Sony plucks first CISO from US Dept of Homeland Security

Sony has named US government cyber security czar Phillip Reitinger its first chief information security officer (CISO).

The newly filled post was one of Sony’s key responses to its first major customer data breach in which 77 million customers personal details were compromised.

Reitinger joins Sony from the Department of Homeland Security’s National Protection and Programs Directorate, where he was also its director of the National Cybersecurity Centre. There he was responsible for coordinating “situational awareness”, interagency security information sharing and reducing risks across physical and cyber infrastructure. 

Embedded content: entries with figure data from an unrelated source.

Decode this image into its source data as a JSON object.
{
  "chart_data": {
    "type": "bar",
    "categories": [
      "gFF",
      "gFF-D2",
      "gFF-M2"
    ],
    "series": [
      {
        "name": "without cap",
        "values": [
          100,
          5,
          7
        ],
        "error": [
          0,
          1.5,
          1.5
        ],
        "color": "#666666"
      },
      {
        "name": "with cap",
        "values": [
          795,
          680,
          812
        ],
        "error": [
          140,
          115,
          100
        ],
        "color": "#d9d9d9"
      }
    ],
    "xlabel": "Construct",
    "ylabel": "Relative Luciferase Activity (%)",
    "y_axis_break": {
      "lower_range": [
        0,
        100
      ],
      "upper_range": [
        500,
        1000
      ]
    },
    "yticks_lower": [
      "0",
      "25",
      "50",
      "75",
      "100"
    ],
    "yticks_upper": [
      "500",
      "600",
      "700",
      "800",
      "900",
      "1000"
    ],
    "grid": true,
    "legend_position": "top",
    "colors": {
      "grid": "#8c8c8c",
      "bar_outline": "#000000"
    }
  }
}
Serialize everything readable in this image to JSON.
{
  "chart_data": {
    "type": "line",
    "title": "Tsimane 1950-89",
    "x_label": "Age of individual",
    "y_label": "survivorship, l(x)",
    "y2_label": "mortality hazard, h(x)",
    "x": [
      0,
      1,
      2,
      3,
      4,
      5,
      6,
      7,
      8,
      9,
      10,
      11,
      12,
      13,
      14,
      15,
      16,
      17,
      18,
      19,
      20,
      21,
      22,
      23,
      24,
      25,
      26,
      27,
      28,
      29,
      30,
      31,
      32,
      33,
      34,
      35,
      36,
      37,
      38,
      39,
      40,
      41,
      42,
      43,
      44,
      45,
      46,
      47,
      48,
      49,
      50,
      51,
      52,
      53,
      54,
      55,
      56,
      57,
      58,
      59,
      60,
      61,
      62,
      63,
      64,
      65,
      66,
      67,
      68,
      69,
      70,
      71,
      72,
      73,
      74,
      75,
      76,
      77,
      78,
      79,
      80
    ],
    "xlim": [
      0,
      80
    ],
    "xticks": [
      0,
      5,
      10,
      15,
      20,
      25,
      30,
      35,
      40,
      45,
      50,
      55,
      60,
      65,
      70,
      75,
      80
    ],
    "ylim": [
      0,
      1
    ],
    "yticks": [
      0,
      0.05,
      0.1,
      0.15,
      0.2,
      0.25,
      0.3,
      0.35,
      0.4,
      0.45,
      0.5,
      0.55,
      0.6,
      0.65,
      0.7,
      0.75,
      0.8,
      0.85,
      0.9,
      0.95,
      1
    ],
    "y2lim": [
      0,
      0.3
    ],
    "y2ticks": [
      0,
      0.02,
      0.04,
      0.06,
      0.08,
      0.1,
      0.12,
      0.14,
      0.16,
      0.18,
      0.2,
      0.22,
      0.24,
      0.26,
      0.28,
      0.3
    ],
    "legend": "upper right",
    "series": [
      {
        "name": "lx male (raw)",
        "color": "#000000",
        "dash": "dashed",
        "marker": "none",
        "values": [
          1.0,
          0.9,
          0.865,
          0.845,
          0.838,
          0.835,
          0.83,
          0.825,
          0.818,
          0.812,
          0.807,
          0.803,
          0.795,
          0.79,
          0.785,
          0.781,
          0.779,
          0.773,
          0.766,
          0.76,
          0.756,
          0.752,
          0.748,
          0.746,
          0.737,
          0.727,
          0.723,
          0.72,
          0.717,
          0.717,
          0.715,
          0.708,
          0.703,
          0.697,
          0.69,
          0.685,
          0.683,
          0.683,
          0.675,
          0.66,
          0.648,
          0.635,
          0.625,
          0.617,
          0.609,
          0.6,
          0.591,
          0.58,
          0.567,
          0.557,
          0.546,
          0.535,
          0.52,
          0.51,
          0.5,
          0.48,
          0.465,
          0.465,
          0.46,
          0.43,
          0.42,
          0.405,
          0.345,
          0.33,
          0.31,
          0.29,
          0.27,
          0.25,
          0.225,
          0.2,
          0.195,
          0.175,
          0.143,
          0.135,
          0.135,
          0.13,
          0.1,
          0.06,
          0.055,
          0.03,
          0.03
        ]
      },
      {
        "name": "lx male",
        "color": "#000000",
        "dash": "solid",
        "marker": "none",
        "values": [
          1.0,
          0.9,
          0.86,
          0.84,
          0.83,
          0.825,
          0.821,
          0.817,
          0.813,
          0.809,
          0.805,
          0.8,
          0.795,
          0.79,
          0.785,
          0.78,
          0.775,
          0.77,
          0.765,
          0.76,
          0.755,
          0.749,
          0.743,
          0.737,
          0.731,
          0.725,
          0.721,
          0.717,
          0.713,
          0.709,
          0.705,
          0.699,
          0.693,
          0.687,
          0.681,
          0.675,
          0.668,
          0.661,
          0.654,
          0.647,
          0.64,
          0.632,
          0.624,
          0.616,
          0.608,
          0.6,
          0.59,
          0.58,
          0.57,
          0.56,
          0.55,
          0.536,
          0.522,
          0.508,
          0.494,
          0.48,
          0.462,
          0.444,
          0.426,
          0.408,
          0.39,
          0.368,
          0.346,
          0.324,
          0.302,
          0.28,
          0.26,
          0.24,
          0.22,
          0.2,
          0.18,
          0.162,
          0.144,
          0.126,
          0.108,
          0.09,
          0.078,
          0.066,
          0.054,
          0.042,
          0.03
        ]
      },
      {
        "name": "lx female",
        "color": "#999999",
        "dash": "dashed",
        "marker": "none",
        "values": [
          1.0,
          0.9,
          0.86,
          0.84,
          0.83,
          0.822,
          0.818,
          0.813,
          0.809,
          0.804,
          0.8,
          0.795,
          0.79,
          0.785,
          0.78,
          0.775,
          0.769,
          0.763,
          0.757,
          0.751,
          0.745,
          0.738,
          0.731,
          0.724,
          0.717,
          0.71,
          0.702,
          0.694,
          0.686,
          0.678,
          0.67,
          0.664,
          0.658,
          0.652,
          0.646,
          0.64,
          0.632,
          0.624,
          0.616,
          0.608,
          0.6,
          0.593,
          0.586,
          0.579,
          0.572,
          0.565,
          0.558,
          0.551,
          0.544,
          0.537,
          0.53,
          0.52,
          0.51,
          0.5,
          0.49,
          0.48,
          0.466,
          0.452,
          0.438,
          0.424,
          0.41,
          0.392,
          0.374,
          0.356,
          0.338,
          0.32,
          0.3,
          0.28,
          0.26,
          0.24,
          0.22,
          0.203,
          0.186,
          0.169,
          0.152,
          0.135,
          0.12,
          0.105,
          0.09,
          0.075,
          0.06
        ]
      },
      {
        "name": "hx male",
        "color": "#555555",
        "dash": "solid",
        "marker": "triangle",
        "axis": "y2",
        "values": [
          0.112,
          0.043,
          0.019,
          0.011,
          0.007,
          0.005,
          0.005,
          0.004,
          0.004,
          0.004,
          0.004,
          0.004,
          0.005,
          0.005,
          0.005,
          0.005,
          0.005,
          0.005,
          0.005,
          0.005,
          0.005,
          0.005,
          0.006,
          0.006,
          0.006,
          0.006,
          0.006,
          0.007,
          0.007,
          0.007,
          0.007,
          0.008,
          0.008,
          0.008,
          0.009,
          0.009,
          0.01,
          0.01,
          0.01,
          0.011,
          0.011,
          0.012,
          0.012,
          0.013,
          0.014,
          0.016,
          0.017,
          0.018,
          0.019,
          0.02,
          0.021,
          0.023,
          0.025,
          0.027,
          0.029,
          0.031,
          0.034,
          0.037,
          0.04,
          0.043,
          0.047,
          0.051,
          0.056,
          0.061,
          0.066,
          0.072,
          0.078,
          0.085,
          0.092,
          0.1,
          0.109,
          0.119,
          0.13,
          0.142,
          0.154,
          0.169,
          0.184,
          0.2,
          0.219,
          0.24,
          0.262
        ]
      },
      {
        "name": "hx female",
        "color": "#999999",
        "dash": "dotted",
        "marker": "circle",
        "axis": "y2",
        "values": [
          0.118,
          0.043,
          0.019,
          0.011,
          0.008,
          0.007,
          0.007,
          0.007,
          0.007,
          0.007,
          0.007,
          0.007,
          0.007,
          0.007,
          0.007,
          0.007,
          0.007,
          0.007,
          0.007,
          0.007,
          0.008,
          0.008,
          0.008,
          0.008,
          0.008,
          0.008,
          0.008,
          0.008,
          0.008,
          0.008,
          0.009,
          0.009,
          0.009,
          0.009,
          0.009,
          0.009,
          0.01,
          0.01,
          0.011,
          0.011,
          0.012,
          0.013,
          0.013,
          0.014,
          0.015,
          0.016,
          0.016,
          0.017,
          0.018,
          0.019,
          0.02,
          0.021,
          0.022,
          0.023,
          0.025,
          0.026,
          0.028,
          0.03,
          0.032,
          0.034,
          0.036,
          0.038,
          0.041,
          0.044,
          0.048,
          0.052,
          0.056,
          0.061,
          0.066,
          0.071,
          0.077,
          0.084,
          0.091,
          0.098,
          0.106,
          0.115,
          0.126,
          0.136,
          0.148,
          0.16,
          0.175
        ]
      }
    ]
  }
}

His experience would appear to be well suited to his new responsibilities, which include assuring the security of Sony’s systems, and overall information security, privacy and internet safety, while coordinating with the company’s headquarter groups and the security community to bring best practices to Sony.

Sony’s first CISO will also serve as a Sony senior vice president, according to the company.

At its May apology for the breach, Sony consumer division boss Kazuo Hirai announced the new security leadership role as part of its response to the attack.

Since the apology, hacking group LulzSec claimed to breach several Sony entertainment properties.

Hirai said the new CISO would report to incumbent CIO of the parent company Sony Corp., Shinji Hasejima, however Sony has now placed Reitinger beneath its executive vice president and general counsel, Nicole Seligman, a US attorney brought in by Sony chief Howard Stringer in 2001.   

Prior to his role at the DHS, Reitinger was Microsoft’s chief trustworthy infrastructure strategist as well as executive director for the US Department of Defense’s forensics and counter intelligence unit, DC3, or the Defense Cyber Crime Centre.